La tarde sigue su paso. Los nubarrones se anuncian desde el este por el pie de las montañas del valle, y van viajando a la par de las aves que revuelven las copas de los árboles para encontrar sus nidos. Las tardes que anteceden el otoño son todas tormentosas, oscuras y lentas. El sol, o lo que queda de su ojo alargado por el horizonte, se extingue con lentitud, como un bracero semiasfixiado. Conforme la luz se va opacando, los niños comienzan a emerger de las puertas, escoltados por sus madres y hermanos, a la vuelta de las calles; incluso de las puertas de los centros comerciales salen toda clase de figuras, místicas o comerciales, trayendo la tradición de la mano con la novedad de la imaginación de las historias modernas. Las efigies de esa fantasía se vuelven dulces recordatorios que se tornan multitud, y van adueñándose de la noche con cierta alegría.

No puedo evitar sonreír al pensar en la visión tan poco ortodoxa, y que debe desquiciar a alguno que otro pragmático observador de las tradiciones, de la calaverita prehispánica y el traje hollywoodense, de la muerte escapada del Mictlán que tan a gusto se codea por los espectros de Halloween, que se van de la mano por las floridas sendas de las casas que mantienen las puertas abiertas. Todo es cambio, incluso la muerte; o a lo mejor la muerte es el cambio más evidente, el más duradero. Quizá en algún momento era importante esconderse de los espectros de la noche, pasar como uno de ellos, pero aquí, ahora, en una comunión entre lo desconocido y los que viven, una fiesta vuelta carnaval coronada por el detalle de las ceremonias nostálgicas por los que han pasado por la vida hasta perderla.

Supongo que es parte de la noche, y de la melancolía que escapa de todas las personas, pero incluso a mí me dan ganas de pedir mi propia calavera, de perderme entre los rostros enmascarados y los trajes complicados.

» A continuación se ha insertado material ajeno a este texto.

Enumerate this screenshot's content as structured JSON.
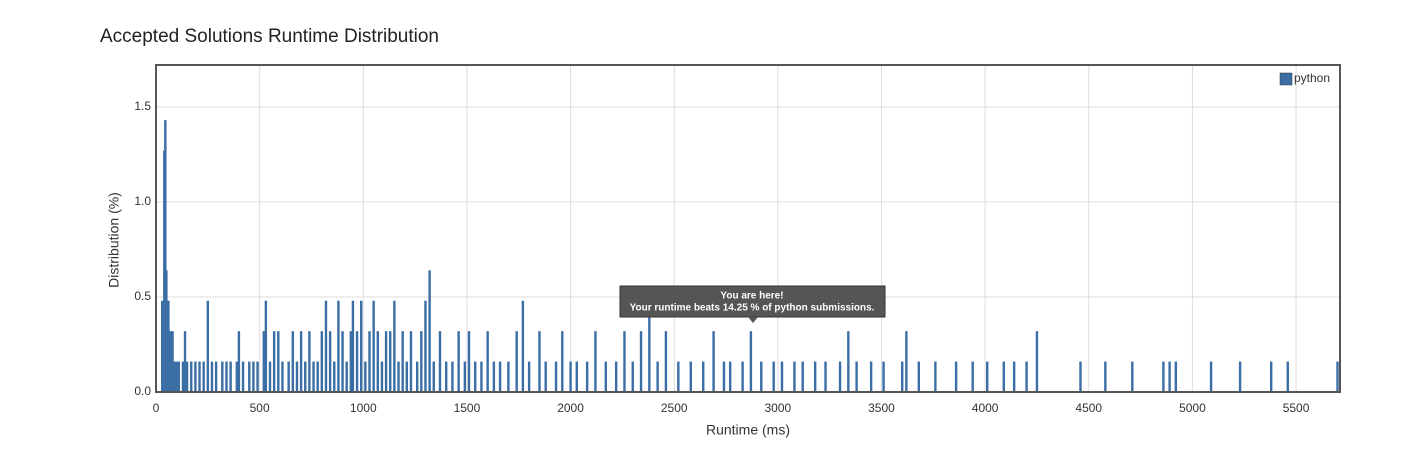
{
  "chart_data": {
    "type": "histogram",
    "title": "Accepted Solutions Runtime Distribution",
    "x_label": "Runtime (ms)",
    "y_label": "Distribution (%)",
    "xlim": [
      0,
      5712
    ],
    "ylim": [
      0,
      1.72
    ],
    "xticks": [
      0,
      500,
      1000,
      1500,
      2000,
      2500,
      3000,
      3500,
      4000,
      4500,
      5000,
      5500
    ],
    "yticks": [
      {
        "value": 0,
        "label": "0.0"
      },
      0.5,
      {
        "value": 1,
        "label": "1.0"
      },
      1.5
    ],
    "grid": true,
    "legend": "top-right",
    "annotation": {
      "title": "You are here!",
      "text": "Your runtime beats 14.25 % of python submissions."
    },
    "series": [
      {
        "name": "python",
        "color": "#3a6ea5",
        "x": [
          30,
          40,
          45,
          50,
          55,
          60,
          70,
          80,
          90,
          100,
          110,
          130,
          140,
          150,
          170,
          190,
          210,
          230,
          250,
          270,
          290,
          320,
          340,
          360,
          390,
          400,
          420,
          450,
          470,
          490,
          520,
          530,
          550,
          570,
          590,
          610,
          640,
          660,
          680,
          700,
          720,
          740,
          760,
          780,
          800,
          820,
          840,
          860,
          880,
          900,
          920,
          940,
          950,
          970,
          990,
          1010,
          1030,
          1050,
          1070,
          1090,
          1110,
          1130,
          1150,
          1170,
          1190,
          1210,
          1230,
          1260,
          1280,
          1300,
          1320,
          1340,
          1370,
          1400,
          1430,
          1460,
          1490,
          1510,
          1540,
          1570,
          1600,
          1630,
          1660,
          1700,
          1740,
          1770,
          1800,
          1850,
          1880,
          1930,
          1960,
          2000,
          2030,
          2080,
          2120,
          2170,
          2220,
          2260,
          2300,
          2340,
          2380,
          2420,
          2460,
          2520,
          2580,
          2640,
          2690,
          2740,
          2770,
          2830,
          2870,
          2920,
          2980,
          3020,
          3080,
          3120,
          3180,
          3230,
          3300,
          3340,
          3380,
          3450,
          3510,
          3600,
          3620,
          3680,
          3760,
          3860,
          3940,
          4010,
          4090,
          4140,
          4200,
          4250,
          4460,
          4580,
          4710,
          4860,
          4890,
          4920,
          5090,
          5230,
          5380,
          5460,
          5700
        ],
        "values": [
          0.48,
          1.27,
          1.43,
          0.64,
          0.48,
          0.48,
          0.32,
          0.32,
          0.16,
          0.16,
          0.16,
          0.16,
          0.32,
          0.16,
          0.16,
          0.16,
          0.16,
          0.16,
          0.48,
          0.16,
          0.16,
          0.16,
          0.16,
          0.16,
          0.16,
          0.32,
          0.16,
          0.16,
          0.16,
          0.16,
          0.32,
          0.48,
          0.16,
          0.32,
          0.32,
          0.16,
          0.16,
          0.32,
          0.16,
          0.32,
          0.16,
          0.32,
          0.16,
          0.16,
          0.32,
          0.48,
          0.32,
          0.16,
          0.48,
          0.32,
          0.16,
          0.32,
          0.48,
          0.32,
          0.48,
          0.16,
          0.32,
          0.48,
          0.32,
          0.16,
          0.32,
          0.32,
          0.48,
          0.16,
          0.32,
          0.16,
          0.32,
          0.16,
          0.32,
          0.48,
          0.64,
          0.16,
          0.32,
          0.16,
          0.16,
          0.32,
          0.16,
          0.32,
          0.16,
          0.16,
          0.32,
          0.16,
          0.16,
          0.16,
          0.32,
          0.48,
          0.16,
          0.32,
          0.16,
          0.16,
          0.32,
          0.16,
          0.16,
          0.16,
          0.32,
          0.16,
          0.16,
          0.32,
          0.16,
          0.32,
          0.48,
          0.16,
          0.32,
          0.16,
          0.16,
          0.16,
          0.32,
          0.16,
          0.16,
          0.16,
          0.32,
          0.16,
          0.16,
          0.16,
          0.16,
          0.16,
          0.16,
          0.16,
          0.16,
          0.32,
          0.16,
          0.16,
          0.16,
          0.16,
          0.32,
          0.16,
          0.16,
          0.16,
          0.16,
          0.16,
          0.16,
          0.16,
          0.16,
          0.32,
          0.16,
          0.16,
          0.16,
          0.16,
          0.16,
          0.16,
          0.16,
          0.16,
          0.16,
          0.16,
          0.16
        ]
      }
    ]
  }
}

Que la desentierren del olvido y la coloquen en algún sitio del mercado, quizá un altar de exhibición o el tributo colectivo para la memoria que se ha secado y se ha tragado a tantos de un sólo tajo, y que quede acomodada entre los papeles de colores con los restos de Posadas, tan cerca de los montículos de azúcar que se pueda temer a las hormigas, viendo caer los pétalos anaranjados uno a uno. Probar la sal y el fuego de las llamas, y descansar en cualquier casa abierta a los visitantes.

La noche avanza y el aire se llena de una atmósfera rancia y espesa, hasta volverse caliente. El cielo cobra el mismo gris que los muertos que caminan por el aire, o incluso dentro de la memoria de los vivos. Recuerdo que alguien me contó alguna vez una historia sobre las nubes en esta época del año, pero no recuerdo a esa persona, ni su nombre ni su historia. Las nubes tenían que ver con la lluvia, y la lluvia con el llanto, y el llanto era el lamento de las almas olvidadas, de quienes no tenía un camino iluminado para guiarse por la tierra y que vagaban sin destino. Era una bella historia. Era parte de la magia que se transmite por contagio y que llena los huesos de todos, incluso sin saberlo.

A la distancia aparecen lumbreras pobretonas que se alejan y crecen, que titilan, y que parecen formar un camino por la ciudad, hasta las puertas de las casas y las iglesias. Ojalá esta vez no se olviden de mis cigarros, lo único que realmente extraño de entre todo lo que no he olvidado. Para lo demás, me basta con pasear por el mercado, entre la gente, entre el ruido y el calor que bulle de la vida y se derrama sobre la muerte. Las puertas se han abierto este día, y uno a uno nos sumamos a la multitud irreconocible, llenándolo todo, siéndolo todo, cuando menos, por unos días. La noche parece más larga, más reconocible, y avanzo por las calles entre los que viven y los que les vigilan. Siento el calor de la casa de los que me han amado, el magnético río que me guía por la superficie de la tierra.